All this talk of duck potato, pickerel weed, and alligators makes me want to go wade in the nearest swamp.
Well, if I had known that you were going to do something fun, I would have invited myself with you instead. And that pizza really was not good!
Whoo! N.I.M.B.
Lightnin,
Check http://pureflorida.blogspot.com/2005/08/red-eyes-at-night-gators-gonna-bite.html
that might have happened here ...
Wren,
LOL! That never occurred to me, but you're right.
Doug,
Pickeralweed is a fantastic plant. Our ditches are full of it in bloom now.
Bluebird,
You are welcome and welcome to Pure Florida!
roger,
the fires are about 40-50 miles away, but we are surrounded by vast pine forests, so everyone is on guard. the weather may change soon and bring some rain from that storm.
Debbie,
LOL! How true. They whine alot too.
Robin,
Would you believe me if I didn't bring back photos?
:)
Paintsmh,
Very good point. I was very lucky to stop where I did.
ThunderD,
A little team building goes a long way. Solitude balances it all.

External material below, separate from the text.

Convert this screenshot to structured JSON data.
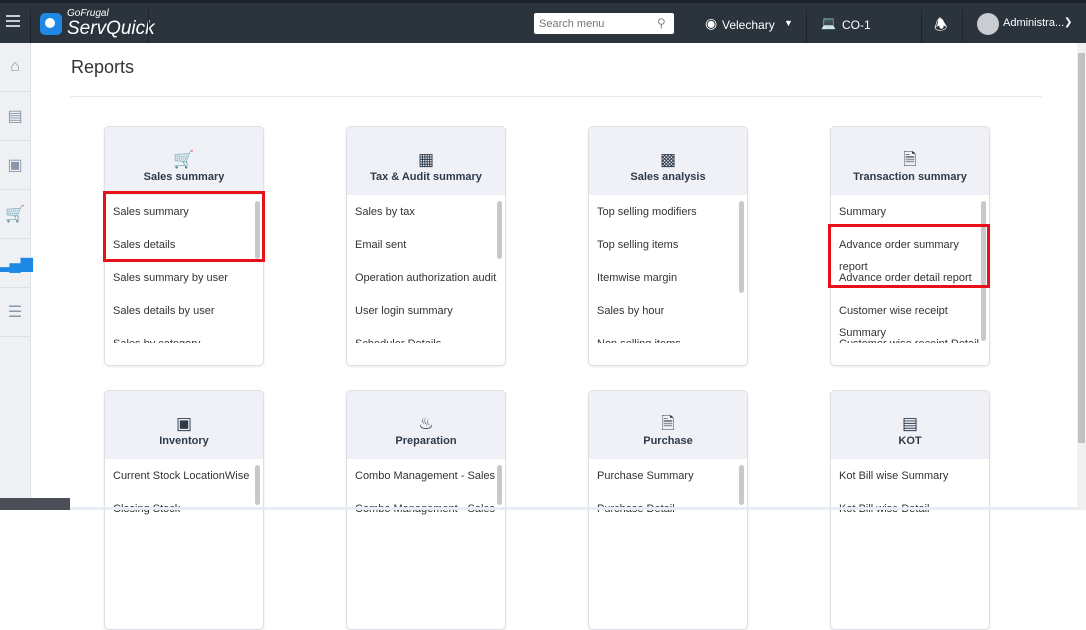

Be sure and call the cell, the home line is busy with dialup most of the time.
HTeen,
I agree. She was always on my mind and in my peripheral vision. No assumptions when dealing with sharks or gators. Total unpredictability is the rule.
Mel,
This was 4 miles from your house.
RCW,
Tell me about it. I did NOT want to leave. It looks bad when the teacher plays hooky though.
Cin,
You know you are always welcome.
Hoss,
Nude Iguanas May Bite?
Is that what you meant?
I'm sure Momma was watching you the whole time, as well. Those babies are the reason this was always my favourite time of year in S FL. In spite of the woodpecker-sized skeeters. And deer flies. And horseflies. And yellow flies. And.....
Sophie,
Dreading those yellow flies.
Stinkers!
They're too cute to imagine them ever being ferocious! What do baby alligators eat?
Cool way to spend lunch!
Laurahinnj,
I agree ... too cute ... now.
They eat any small critter. I think lots of minnows, insects, and frogs wind up in those tiny jaws.

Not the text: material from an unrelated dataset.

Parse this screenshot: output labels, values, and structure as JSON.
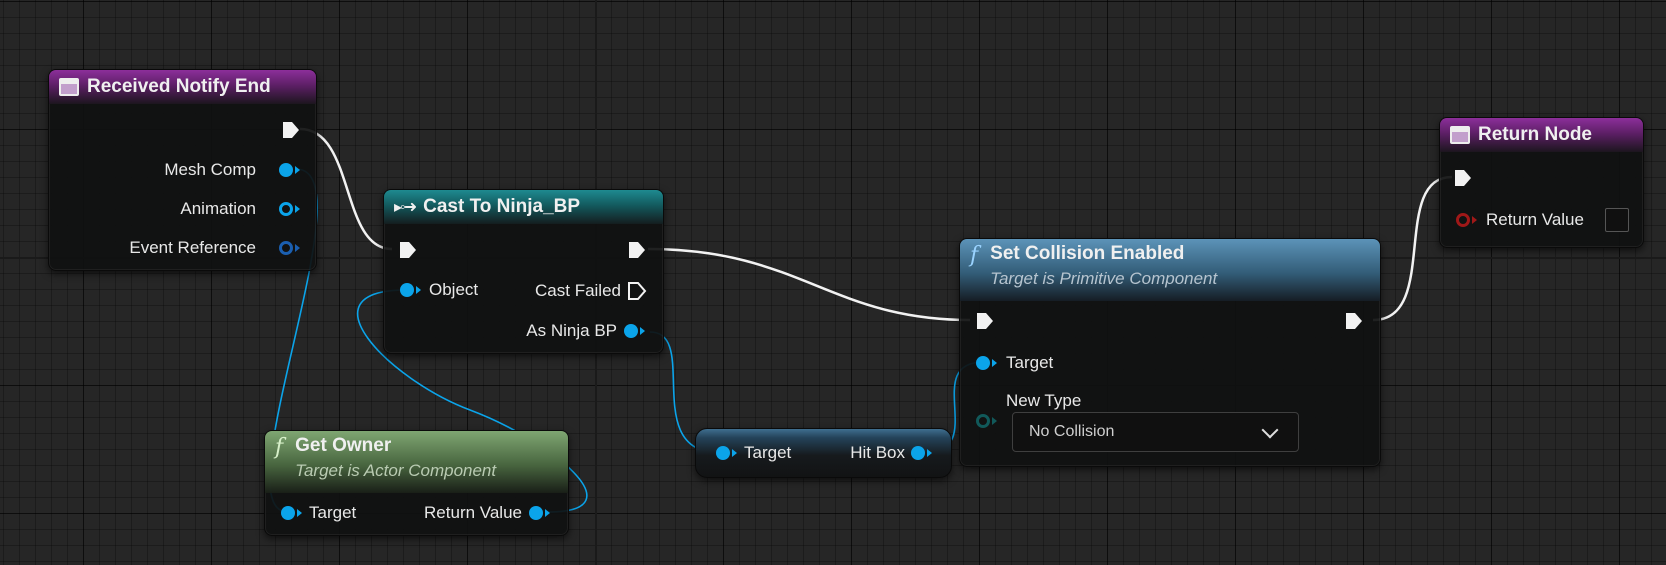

They are lovely.....and indigenous to Florida...not unlike stingrays...which is fine with me.
ThreeCollie,
I don't do much lake swimming down here.
~it's great to be a florida gator.~~
Lol...
(I was referring to *real* gators, of course.)
Laura,
Of course.
Guess I'll have to google gators. I never thought of them as being maternal. I'm wondering how long the offspring remain near momma and do gators eat small gators?
Cathy,
There's a short maternal stage after the eggs hatch ...long if you count her building and guarding the nest of eggs.